KD: I would say it's very exciting. As you've actually said in the beginning of our conversation, RevOps people, generally speaking, are in the little bubble on their own. There aren’t a lot of like-minded personas within the company that are performing a similar function. Whenever I've been a part of an acquisition, and we get to interact with another RevOps team, it's like, "Hey, how's it going? Let's chat about this," because they're thinking the same things. Absolutely.
They're thinking, "We were joining a new team. We know how we do things, how do they do things? What are our similarities? Where are the differences? What is the work going to look like? Can we meet these timelines? Most importantly, am I going to be valued as part of this team?"
That's a really important people component there. As RevOps leaders in these kinds of spaces, we have to make a significant effort, a wilful investment in other RevOps teams that are joining our larger organisation to show them, we value their input, and we want them to be a part of this new uniform process.
We didn't just buy the brand. We didn't just buy the customers. We essentially invested in a relationship to take all the great aspects of the talent that made that other company so successful that it warranted an acquisition to begin with, right? We want to work with their talent.
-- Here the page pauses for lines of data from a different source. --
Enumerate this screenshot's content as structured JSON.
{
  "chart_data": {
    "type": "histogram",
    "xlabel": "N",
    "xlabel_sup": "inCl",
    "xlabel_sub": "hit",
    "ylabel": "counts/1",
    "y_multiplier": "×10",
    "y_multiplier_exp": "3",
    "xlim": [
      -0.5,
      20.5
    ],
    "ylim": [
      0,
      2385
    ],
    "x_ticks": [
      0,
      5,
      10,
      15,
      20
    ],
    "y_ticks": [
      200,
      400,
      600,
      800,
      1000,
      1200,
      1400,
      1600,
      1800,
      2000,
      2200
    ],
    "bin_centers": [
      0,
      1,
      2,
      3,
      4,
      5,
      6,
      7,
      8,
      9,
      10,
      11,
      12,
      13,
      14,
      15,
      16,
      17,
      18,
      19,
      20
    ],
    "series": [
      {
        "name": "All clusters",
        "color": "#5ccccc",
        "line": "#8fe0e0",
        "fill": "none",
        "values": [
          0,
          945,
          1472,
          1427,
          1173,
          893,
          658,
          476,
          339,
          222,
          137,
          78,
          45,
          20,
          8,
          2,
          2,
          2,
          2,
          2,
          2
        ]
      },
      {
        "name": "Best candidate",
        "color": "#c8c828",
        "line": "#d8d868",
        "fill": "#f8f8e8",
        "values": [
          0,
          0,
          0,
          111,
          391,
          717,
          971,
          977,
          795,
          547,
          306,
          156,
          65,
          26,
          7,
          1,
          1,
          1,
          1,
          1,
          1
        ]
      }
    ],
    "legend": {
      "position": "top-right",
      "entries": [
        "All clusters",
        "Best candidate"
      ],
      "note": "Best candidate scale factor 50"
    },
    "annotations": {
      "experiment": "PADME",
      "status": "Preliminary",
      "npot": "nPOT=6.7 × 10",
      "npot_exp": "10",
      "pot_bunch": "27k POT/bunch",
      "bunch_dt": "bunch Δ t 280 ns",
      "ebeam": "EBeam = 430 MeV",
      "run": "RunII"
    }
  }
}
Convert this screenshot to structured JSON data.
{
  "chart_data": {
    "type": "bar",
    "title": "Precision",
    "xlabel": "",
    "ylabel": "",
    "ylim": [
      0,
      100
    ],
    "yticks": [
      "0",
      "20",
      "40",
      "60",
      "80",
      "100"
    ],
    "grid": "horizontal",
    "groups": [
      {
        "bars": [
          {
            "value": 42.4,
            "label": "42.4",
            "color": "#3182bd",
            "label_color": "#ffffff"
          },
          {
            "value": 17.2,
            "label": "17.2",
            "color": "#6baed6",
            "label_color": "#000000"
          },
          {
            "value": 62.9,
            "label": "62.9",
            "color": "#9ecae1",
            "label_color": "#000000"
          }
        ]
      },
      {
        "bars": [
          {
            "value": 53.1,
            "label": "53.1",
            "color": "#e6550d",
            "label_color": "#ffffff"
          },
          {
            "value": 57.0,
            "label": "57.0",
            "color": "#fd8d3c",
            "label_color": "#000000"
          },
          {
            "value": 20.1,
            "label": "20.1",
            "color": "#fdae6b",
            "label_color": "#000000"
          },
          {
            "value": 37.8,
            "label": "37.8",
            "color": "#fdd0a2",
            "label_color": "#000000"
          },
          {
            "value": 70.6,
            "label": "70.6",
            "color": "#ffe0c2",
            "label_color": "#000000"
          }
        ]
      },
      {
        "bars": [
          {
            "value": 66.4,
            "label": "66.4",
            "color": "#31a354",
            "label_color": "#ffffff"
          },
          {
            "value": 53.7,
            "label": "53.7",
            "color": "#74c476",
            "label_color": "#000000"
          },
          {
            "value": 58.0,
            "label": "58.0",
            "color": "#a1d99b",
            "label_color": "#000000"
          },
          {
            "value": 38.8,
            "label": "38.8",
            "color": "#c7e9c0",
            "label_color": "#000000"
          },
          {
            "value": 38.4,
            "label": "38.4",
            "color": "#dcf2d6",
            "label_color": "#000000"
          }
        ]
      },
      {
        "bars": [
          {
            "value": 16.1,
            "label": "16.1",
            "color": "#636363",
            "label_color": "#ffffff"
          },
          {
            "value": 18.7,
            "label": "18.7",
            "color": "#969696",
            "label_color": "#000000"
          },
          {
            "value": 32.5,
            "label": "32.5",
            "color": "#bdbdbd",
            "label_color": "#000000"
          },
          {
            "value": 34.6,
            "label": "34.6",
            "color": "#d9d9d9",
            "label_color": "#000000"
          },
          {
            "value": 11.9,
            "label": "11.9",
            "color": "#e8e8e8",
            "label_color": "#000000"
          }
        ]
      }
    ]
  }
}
I'm usually very excited because we get to explore different perspectives of thinking about how to manage customer data in a CRM. Or thinking about, "Well, how did you manage forecasting and pipeline coverage? What are the forecasting dashboards that you use? How do you conduct stand-ups or provide quarterly business reviews? What is the format for those things?" These are how you start to think and change. Every acquisition I've been through, I've learned something tremendous about how to tackle something new.
RB: Fantastic.
KD: Going back through the years, it's been truly a privilege to work with other RevOps teams because I was able to really expand my worldview on how we can tackle problems. I think keeping that positive mentality is going to be the real recipe for success at the end of the day.
RB: You're thinking, "Woo friends."
KD: Woo friends is the right way to go about it. Woo new friends.